African Wildcat

  • SCIENTIFIC NAME: Felix silvestris

  • SWAHILI NAME: Chakapu; Paka shume; Kimbura

African wildcats look very much like domestic cats, and for a good reason—scientists believe African wildcats are the ancestors of domestic cats. Today, African wildcats are distinguished from their domesticated cousins by their heavier and longer legs. Their coat coloration varies across rainfall gradients; they’re paler in dry areas and darker in wetter areas.

African Wildcat

African Wildcat



Daily Rhythm




Life span

In captivity: 19 years

Conservation Status

Lower risk


Male: 9 to 14 lb (4.0 to 6.2 kg)
Female: 5 to 11 lb (2.4 to 5.0 kg)


Male: 21 to 26 in (54.5 to 66.5 cm) long, excluding tail
Female: 18 to 24 in (46 to 62 cm) long, excluding tail

African Wildcat

Tracks and Scat

Tracks: No claw marks; almost indistinguishable from domestic cat's
Scat: Almost identical to domestic cat's; typically buried

African Wildcat tracks

Trivia Question

What is the biggest threat facing African wildcats?


The biggest threat is breeding with domestic cats as this may cause the unique genes that make them African wildcats to disappear.

Social Structure

African wildcats hunt by themselves, though pairs or family groups sometimes hunt together. Males only join females that are in estrous; females remain solitary the rest of the time. Marked territories provide structure to the social system. Female ranges do not overlap, but a resident male’s territory may overlap with several female ranges in order to insure reproduction.


Few communication methods have been recorded for the African wildcat. Females produce short “want” calls when they are ready to reproduce. To communicate with neighbors and with members of the opposite sex, the African wildcat marks with urine, droppings, and tree scratching. For females, urine spray patterns advertise their reproductive status. Females may spray up to 50 times per night, while the spray count of males is approximately 183 a night.


African wildcats stalk, crouch, rush, and then pounce on their prey. They favor nighttime for hunting, but will extend their hunting hours into daylight depending on season and food availability.

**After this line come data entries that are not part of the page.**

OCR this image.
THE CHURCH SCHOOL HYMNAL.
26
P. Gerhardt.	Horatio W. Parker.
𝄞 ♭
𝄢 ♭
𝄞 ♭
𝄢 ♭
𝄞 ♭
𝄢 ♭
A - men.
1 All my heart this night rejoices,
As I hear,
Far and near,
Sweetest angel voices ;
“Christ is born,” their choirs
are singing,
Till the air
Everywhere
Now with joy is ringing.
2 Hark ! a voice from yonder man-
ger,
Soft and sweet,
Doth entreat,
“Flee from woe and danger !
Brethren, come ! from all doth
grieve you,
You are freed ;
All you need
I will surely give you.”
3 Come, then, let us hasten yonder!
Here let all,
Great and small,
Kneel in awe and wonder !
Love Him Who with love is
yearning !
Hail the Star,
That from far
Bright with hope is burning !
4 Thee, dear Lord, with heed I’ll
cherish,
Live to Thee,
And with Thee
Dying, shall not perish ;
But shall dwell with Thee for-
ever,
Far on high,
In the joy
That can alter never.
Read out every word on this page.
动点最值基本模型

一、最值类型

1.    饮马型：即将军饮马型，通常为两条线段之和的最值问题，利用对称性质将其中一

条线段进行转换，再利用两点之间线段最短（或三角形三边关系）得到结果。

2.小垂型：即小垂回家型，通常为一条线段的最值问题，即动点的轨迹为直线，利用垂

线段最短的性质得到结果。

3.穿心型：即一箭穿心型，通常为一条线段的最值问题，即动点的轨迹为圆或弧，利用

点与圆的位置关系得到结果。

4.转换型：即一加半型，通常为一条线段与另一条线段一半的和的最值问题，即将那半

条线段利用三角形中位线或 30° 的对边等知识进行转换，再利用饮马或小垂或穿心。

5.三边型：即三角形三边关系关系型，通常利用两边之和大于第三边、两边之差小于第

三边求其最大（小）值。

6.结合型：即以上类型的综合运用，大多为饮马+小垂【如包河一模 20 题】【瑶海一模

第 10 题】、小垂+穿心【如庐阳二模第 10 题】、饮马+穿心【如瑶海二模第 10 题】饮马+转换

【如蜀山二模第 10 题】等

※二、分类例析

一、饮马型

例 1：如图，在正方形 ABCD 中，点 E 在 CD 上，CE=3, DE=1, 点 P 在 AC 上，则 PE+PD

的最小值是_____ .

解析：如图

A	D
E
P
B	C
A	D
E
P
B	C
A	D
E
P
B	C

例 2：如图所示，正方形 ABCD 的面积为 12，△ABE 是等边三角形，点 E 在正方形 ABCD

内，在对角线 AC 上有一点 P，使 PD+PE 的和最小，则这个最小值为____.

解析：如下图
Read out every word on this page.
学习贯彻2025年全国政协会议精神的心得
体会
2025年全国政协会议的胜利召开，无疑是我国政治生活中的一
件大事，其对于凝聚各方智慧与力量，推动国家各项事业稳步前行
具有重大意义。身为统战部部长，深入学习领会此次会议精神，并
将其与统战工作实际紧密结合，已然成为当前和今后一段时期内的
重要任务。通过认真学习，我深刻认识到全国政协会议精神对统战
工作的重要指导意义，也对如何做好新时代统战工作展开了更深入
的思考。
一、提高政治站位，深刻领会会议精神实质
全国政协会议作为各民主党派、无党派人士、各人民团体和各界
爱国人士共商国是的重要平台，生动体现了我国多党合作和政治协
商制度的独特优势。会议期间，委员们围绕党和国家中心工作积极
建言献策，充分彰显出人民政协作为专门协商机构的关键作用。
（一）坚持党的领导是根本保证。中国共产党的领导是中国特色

The typical conservation issues, such as land degradation, human encroachment, and declining prey levels, do not threaten the African wildcat population. They are, however, at risk from high rates of hybridization with domestic and feral cats.

Range & Habitat

Subspecies of African wildcats inhabit almost all African countries and extend to the Arabian Peninsula, eastern Mediterranean Sea, Middle East, western India, and throughout much of Europe.

African wildcats adapt to a wide variety of habitats except for tropical forests and deserts, where they’re rarely found. African wildcats live on the fringes of open sand desert (they need cover to rest under), in the savannas of West Africa, and a range of elevated habitats in East and southern Africa. Agricultural croplands make ideal resting places, so these cats commonly live in areas with dense human settlements.


Only the diets of wildcat populations in southern African have been studied. There, rodents make up about 80 percent of the diet, which can also include hares, rabbits, squirrels, and the young of antelopes, goats, and sheep. When rodents aren’t plentiful, African wildcats eat more insects and other invertebrates—and whatever else they can catch.


Like domestic cats, African wildcats breed throughout the year, but the timing varies among regions. After a 56- to 65-day pregnancy, the female gives birth to between one and five kittens in a protected den. Females use burrows abandoned by other species for birthing and raising their young. Shelters in rock tumbles, crevices, or areas with dense plant life are preferred. The mother spends most of her time with her kittens (males play no role in the upbringing) and frequently moves them to new dens. Kittens nurse until approximately five weeks of age, when the mother supplements their diet with small, live prey. The live prey helps to wean the kittens and to encourage them to practice hunting. The kittens accompany their mother on hunts between the ages of one and three months. At about two months, most kittens leave their mother. Females can have two litters per year.

Friends & Foes

African wildcats play a significant role in controlling rodent populations near human settlements. Scientists aren’t sure whether cats were first domesticated in Cyprus, Southwest Asia, or ancient Egypt, where they figure prominently in art and mythology, but they believe the wildcat’s usefulness in killing rodents helped to endear them to people.

Population in Kenya & Beyond

African wildcats are common throughout their range, but habitat and region determine their density. In East Africa, the density is approximately one African wildcat in a 2.3- to 2.7-square-mile (6- to 7-km2) area.

African Wildcat

Did you know?

Male and female wildcats tend to eat different prey. Males can take down larger animals, such as antelope and sheep.